Aparte de las obras de teatro de Ricardo Flores Magón, el anarquismo mexicano tuvo expresiones Literarias como Máximo. Luchas civilistas, de Ernesto E. Guerra, quien utilizó el seudónimo de Genaro E. Terrues en la edición de 1918 de Publicaciones de la Escuela Moderna de Barcelona. Es una trama sencilla: la represión porfirista obliga a Máximo Escobar, protagonista de la novela, a exiliarse en Barcelona, donde intima con Francisco Ferrer Guardia. Escobar marcha a Londres para alentar una campaña por la excarcelación del artífice de la escuela racionalista. En la capital británica, Máximo se entera del fusilamiento de Ferrer Guardia en la Semana Trágica de 1909. En cuanto corriente política, la acracia sobrevivió al magonismo, participó en el sindicalismo posrevolucionario y en la posguerra la congregó la Federación Anarquista Mexicana, la cual publicó la nueva época de Regeneración adoptándolo como órgano oficial de la organización a partir de 1952. Sus páginas fustigaron la democracia burguesa, “el comunismo demagógico” y el nacionalismo oficial; denunciaron los crímenes franquistas y advirtieron el curso autoritario de la Revolución cubana.

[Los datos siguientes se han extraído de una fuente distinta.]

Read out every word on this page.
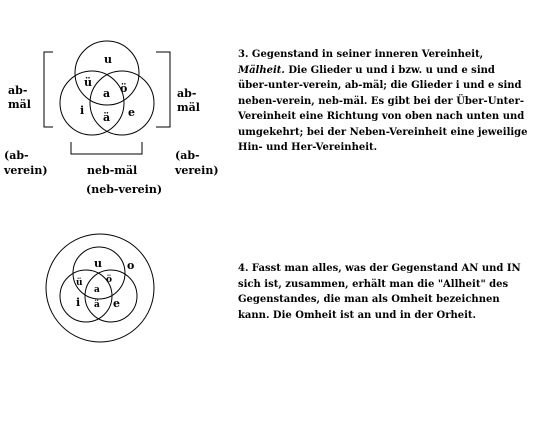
u
ü	ö
a
i	e
ä
ab-
mäl
ab-
mäl
(ab-
verein)
(ab-
verein)
neb-mäl
(neb-verein)
o
u
ü	ö
a
i ä e
3. Gegenstand in seiner inneren Vereinheit,
Mälheit. Die Glieder u und i bzw. u und e sind
über-unter-verein, ab-mäl; die Glieder i und e sind
neben-verein, neb-mäl. Es gibt bei der Über-Unter-
Vereinheit eine Richtung von oben nach unten und
umgekehrt; bei der Neben-Vereinheit eine jeweilige
Hin- und Her-Vereinheit.
4. Fasst man alles, was der Gegenstand AN und IN
sich ist, zusammen, erhält man die "Allheit" des
Gegenstandes, die man als Omheit bezeichnen
kann. Die Omheit ist an und in der Orheit.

La leyenda negra del anarquismo es coetánea a su historia, aunque el vocablo sirvió desde mucho tiempo atrás para dar otro nombre al caos o denunciar la tentativa, considerada espuria, de la multitud de autogobernarse. Los girondinos franceses tildaron de anarquistas a sus adversarios radicales porque les atribuían una vocación destructiva. Sinfín de pronunciamientos militares decimonónicos buscaron legitimarse combatiendo la anarquía. A finales del siglo XIX, el novelista tapatío José López Portillo y Rojas ratificó en El Nacional la ponderación negativa de aquélla, presumiendo que los libertarios querían aniquilar lo más valioso que poseemos, luchar contra todo lo que somos para “entregarse a horribles ideales de exterminio”.
Si eran benévolos, los detractores consideraban a los anarquistas “idealistas”, “ilusos” y “utopistas”, sin detenerse en sus argumentos, los fundamentos de la doctrina ácrata o los problemas de la civilización moderna que pretendían resolver. El prejuicio nubla ambas perspectivas, pues ni los ácratas mexicanos recurrieron al terror como instrumento de lucha (en México no se registró algún magnicidio como aconteció en Rusia y España) y, en cambio, fueron quienes primero y mejor diagnosticaron las grietas del régimen porifiriano. En lo que no había duda, como bien advirtió López Portillo y Rojas, era que a los anarquistas “lo único que les preocupa es acabar con el orden establecido”.